Some time ago I mentioned that we went through the curl source code and eventually got rid of all strncpy() calls.
strncpy() is a weird function with a crappy API. It might not null terminate the destination and it pads the target buffer with zeroes. Quite frankly, most code bases are probably better off completely avoiding it because each use of it is a potential mistake.
In that particular rewrite when we made strncpy calls extinct, we made sure we would either copy the full string properly or return error. It is rare that copying a partial string is the right choice, and if it is, we can just as well memcpy it and handle the null terminator explicitly. This meant no case for using strlcpy or anything such either.
But strcpy?
strcpy however, has its valid uses and it has a less bad and confusing API. The main challenge with strcpy is that when using it we do not specify the length of the target buffer nor of the source string.
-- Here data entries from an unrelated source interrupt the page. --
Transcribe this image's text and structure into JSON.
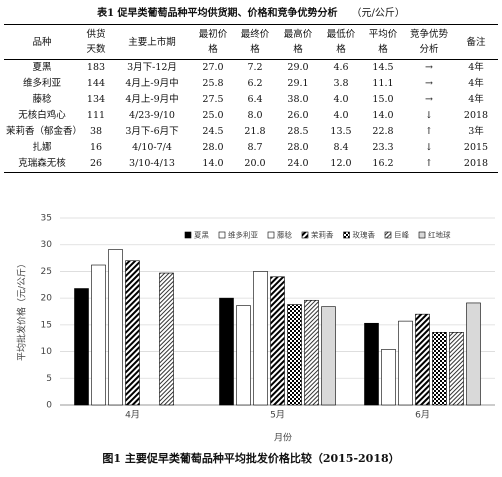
{
  "table": {
    "title": "表1  促早类葡萄品种平均供货期、价格和竞争优势分析",
    "unit": "（元/公斤）",
    "columns": [
      "品种",
      "供货天数",
      "主要上市期",
      "最初价格",
      "最终价格",
      "最高价格",
      "最低价格",
      "平均价格",
      "竞争优势分析",
      "备注"
    ],
    "rows": [
      [
        "夏黑",
        "183",
        "3月下-12月",
        "27.0",
        "7.2",
        "29.0",
        "4.6",
        "14.5",
        "→",
        "4年"
      ],
      [
        "维多利亚",
        "144",
        "4月上-9月中",
        "25.8",
        "6.2",
        "29.1",
        "3.8",
        "11.1",
        "→",
        "4年"
      ],
      [
        "藤稔",
        "134",
        "4月上-9月中",
        "27.5",
        "6.4",
        "38.0",
        "4.0",
        "15.0",
        "→",
        "4年"
      ],
      [
        "无核白鸡心",
        "111",
        "4/23-9/10",
        "25.0",
        "8.0",
        "26.0",
        "4.0",
        "14.0",
        "↓",
        "2018"
      ],
      [
        "茉莉香（郁金香）",
        "38",
        "3月下-6月下",
        "24.5",
        "21.8",
        "28.5",
        "13.5",
        "22.8",
        "↑",
        "3年"
      ],
      [
        "扎娜",
        "16",
        "4/10-7/4",
        "28.0",
        "8.7",
        "28.0",
        "8.4",
        "23.3",
        "↓",
        "2015"
      ],
      [
        "克瑞森无核",
        "26",
        "3/10-4/13",
        "14.0",
        "20.0",
        "24.0",
        "12.0",
        "16.2",
        "↑",
        "2018"
      ]
    ]
  },
  "chart_data": {
    "type": "bar",
    "x_label": "月份",
    "y_label": "平均批发价格（元/公斤）",
    "categories": [
      "4月",
      "5月",
      "6月"
    ],
    "series": [
      {
        "name": "夏黑",
        "color": "#000000",
        "pattern": "solid",
        "values": [
          21.8,
          20.0,
          15.3
        ]
      },
      {
        "name": "维多利亚",
        "color": "#ffffff",
        "pattern": "solid",
        "values": [
          26.2,
          18.6,
          10.4
        ]
      },
      {
        "name": "藤稔",
        "color": "#ffffff",
        "pattern": "solid",
        "values": [
          29.1,
          25.0,
          15.7
        ]
      },
      {
        "name": "茉莉香",
        "color": "#000000",
        "pattern": "stripes",
        "values": [
          27.0,
          24.0,
          17.0
        ]
      },
      {
        "name": "玫瑰香",
        "color": "#000000",
        "pattern": "checks",
        "values": [
          null,
          18.8,
          13.6
        ]
      },
      {
        "name": "巨峰",
        "color": "#000000",
        "pattern": "dots",
        "values": [
          24.7,
          19.6,
          13.6
        ]
      },
      {
        "name": "红地球",
        "color": "#d9d9d9",
        "pattern": "solid",
        "values": [
          null,
          18.4,
          19.1
        ]
      }
    ],
    "ylim": [
      0,
      35
    ],
    "yticks": [
      0,
      5,
      10,
      15,
      20,
      25,
      30,
      35
    ],
    "grid": true
  },
  "caption": "图1    主要促早类葡萄品种平均批发价格比较（2015-2018）"
}
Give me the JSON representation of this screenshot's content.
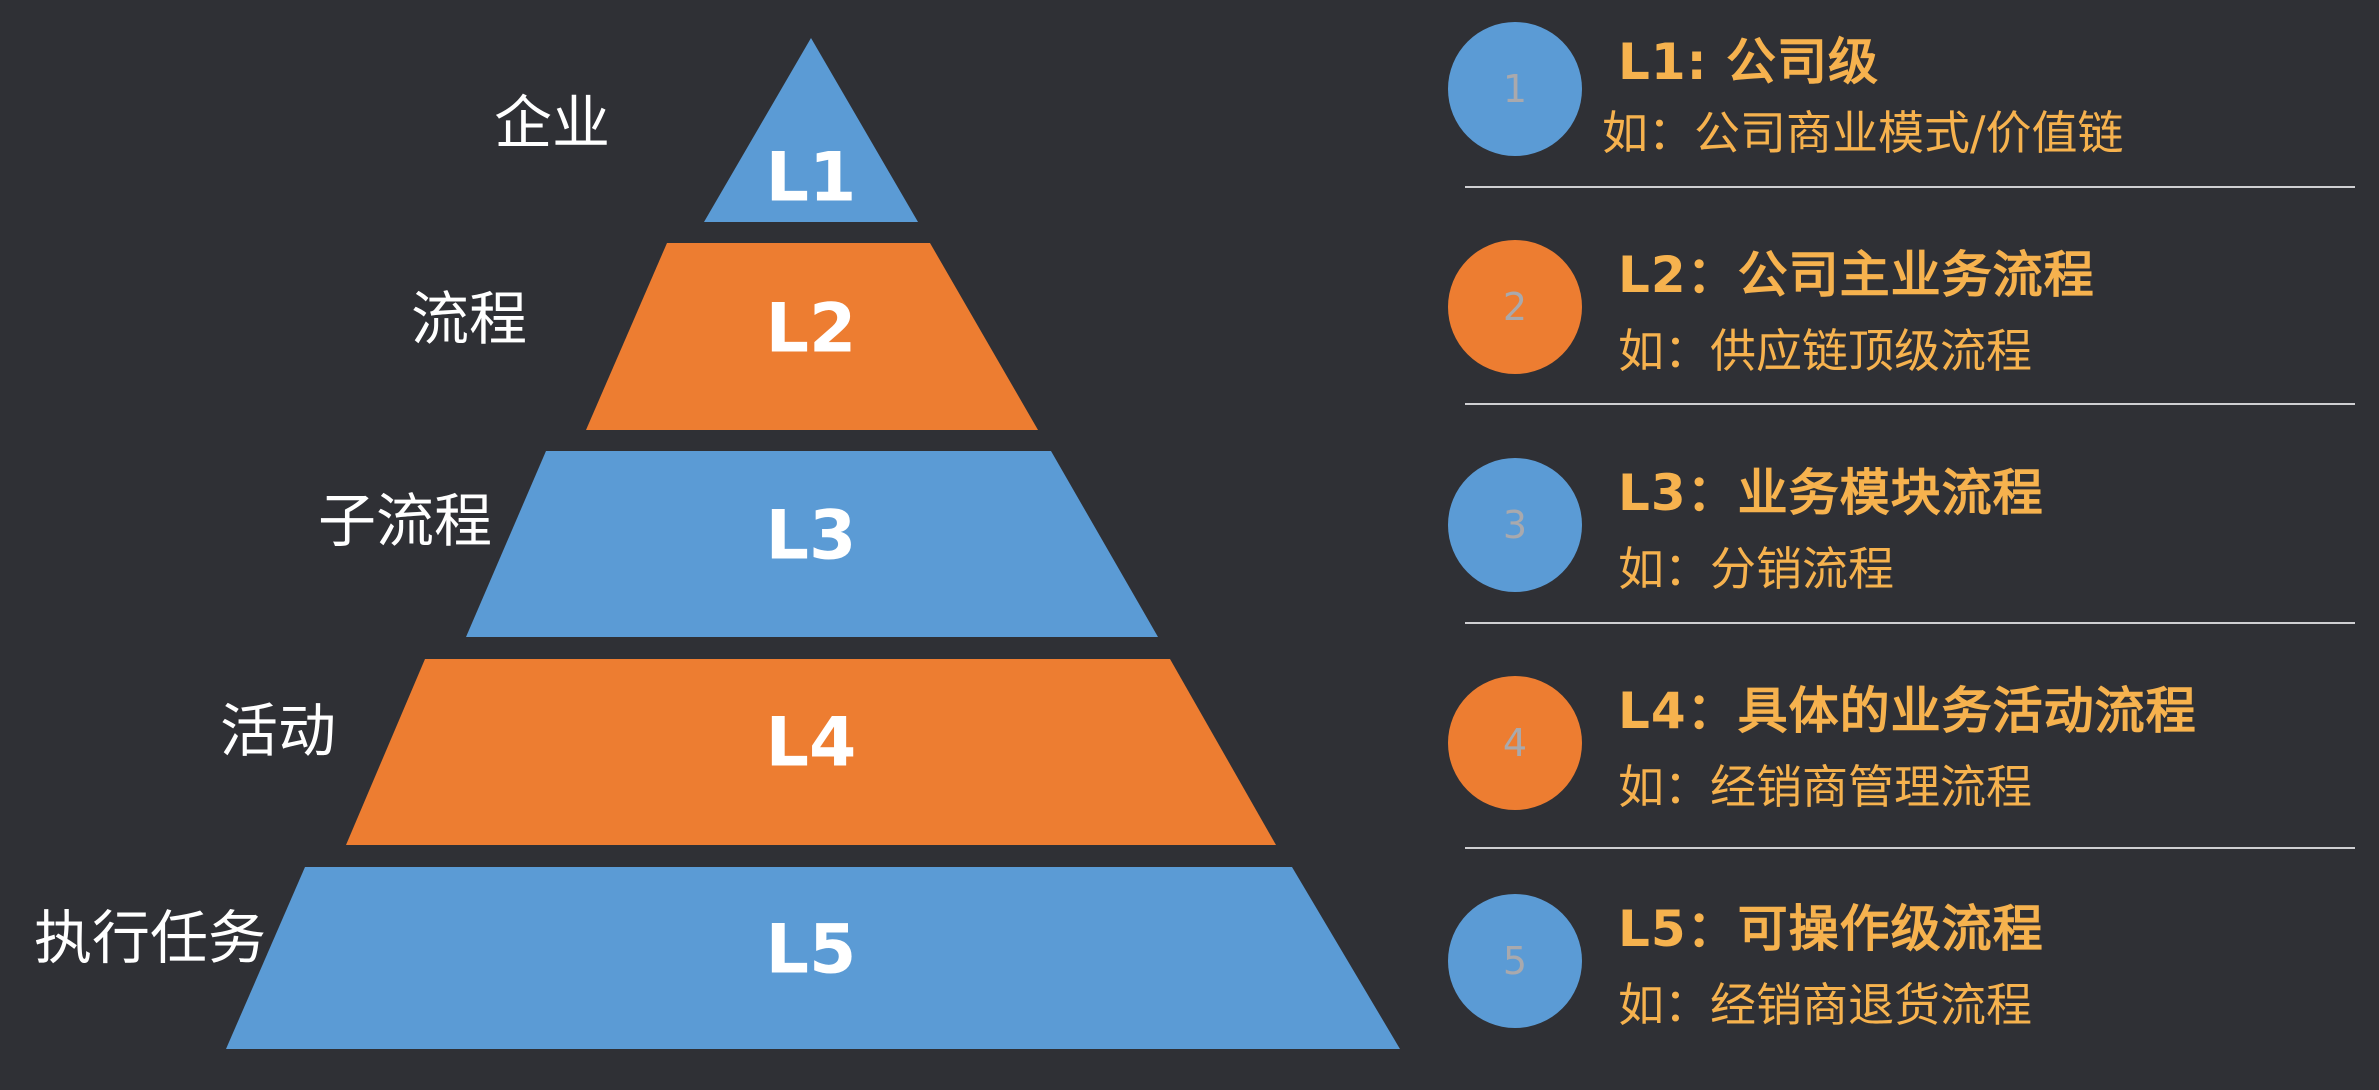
{
  "colors": {
    "background": "#2f3035",
    "blue": "#5b9bd5",
    "orange": "#ed7d31",
    "title": "#f6b24e",
    "example": "#f6b24e"
  },
  "pyramid": [
    {
      "code": "L1",
      "name": "企业",
      "color": "blue"
    },
    {
      "code": "L2",
      "name": "流程",
      "color": "orange"
    },
    {
      "code": "L3",
      "name": "子流程",
      "color": "blue"
    },
    {
      "code": "L4",
      "name": "活动",
      "color": "orange"
    },
    {
      "code": "L5",
      "name": "执行任务",
      "color": "blue"
    }
  ],
  "legend": [
    {
      "number": "1",
      "title": "L1: 公司级",
      "example": "如：公司商业模式/价值链",
      "color": "blue"
    },
    {
      "number": "2",
      "title": "L2：公司主业务流程",
      "example": "如：供应链顶级流程",
      "color": "orange"
    },
    {
      "number": "3",
      "title": "L3：业务模块流程",
      "example": "如：分销流程",
      "color": "blue"
    },
    {
      "number": "4",
      "title": "L4：具体的业务活动流程",
      "example": "如：经销商管理流程",
      "color": "orange"
    },
    {
      "number": "5",
      "title": "L5：可操作级流程",
      "example": "如：经销商退货流程",
      "color": "blue"
    }
  ]
}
This is normally not a problem because in a C program strcpy should only be used when we have full control of both.
But normally and always are not necessarily the same thing. We are but all human and we all do mistakes. Using strcpy implies that there is at least one or maybe two, buffer size checks done prior to the function invocation. In a good situation.
Over time however – let’s imagine we have code that lives on for decades – when code is maintained, patched, improved and polished by many different authors with different mindsets and approaches, those size checks and the function invoke may glide apart. The further away from each other they go, the bigger is the risk that something happens in between that nullifies one of the checks or changes the conditions for the strcpy.
Enforce checks close to code
To make sure that the size checks cannot be separated from the copy itself we introduced a string copy replacement function the other day that takes the target buffer, target size, source buffer and source string length as arguments and only if the copy can be made and the null terminator also fits there, the operation is done.
This made it possible to implement the replacement using memcpy(). Now we can completely ban the use of strcpy in curl source code, like we already did strncpy.
Using this function version is a little more work and more cumbersome than strcpy since it needs more information, but we believe the upsides of this approach will help us have an oversight for the extra pain involved. I suppose we will see how that will fare down the road. Let’s come back in a decade and see how things developed!
void curlx_strcopy(char *dest,
size_t dsize,
const char *src,
size_t slen)
{
DEBUGASSERT(slen < dsize);
if(slen < dsize) {
memcpy(dest, src, slen);
dest[slen] = 0;
}
else if(dsize)
dest[0] = 0;
}
AI slop
An additional minor positive side-effect of this change is of course that this should effectively prevent the AI chatbots to report strcpy uses in curl source code and insist it is insecure if anyone would ask (as people still apparently do). It has been proven numerous times already that strcpy in source code is like a honey pot for generating hallucinated vulnerability claims.
Still, this will just make them find something else to make up a report about, so there is probably no net gain. AI slop is not a game we can win.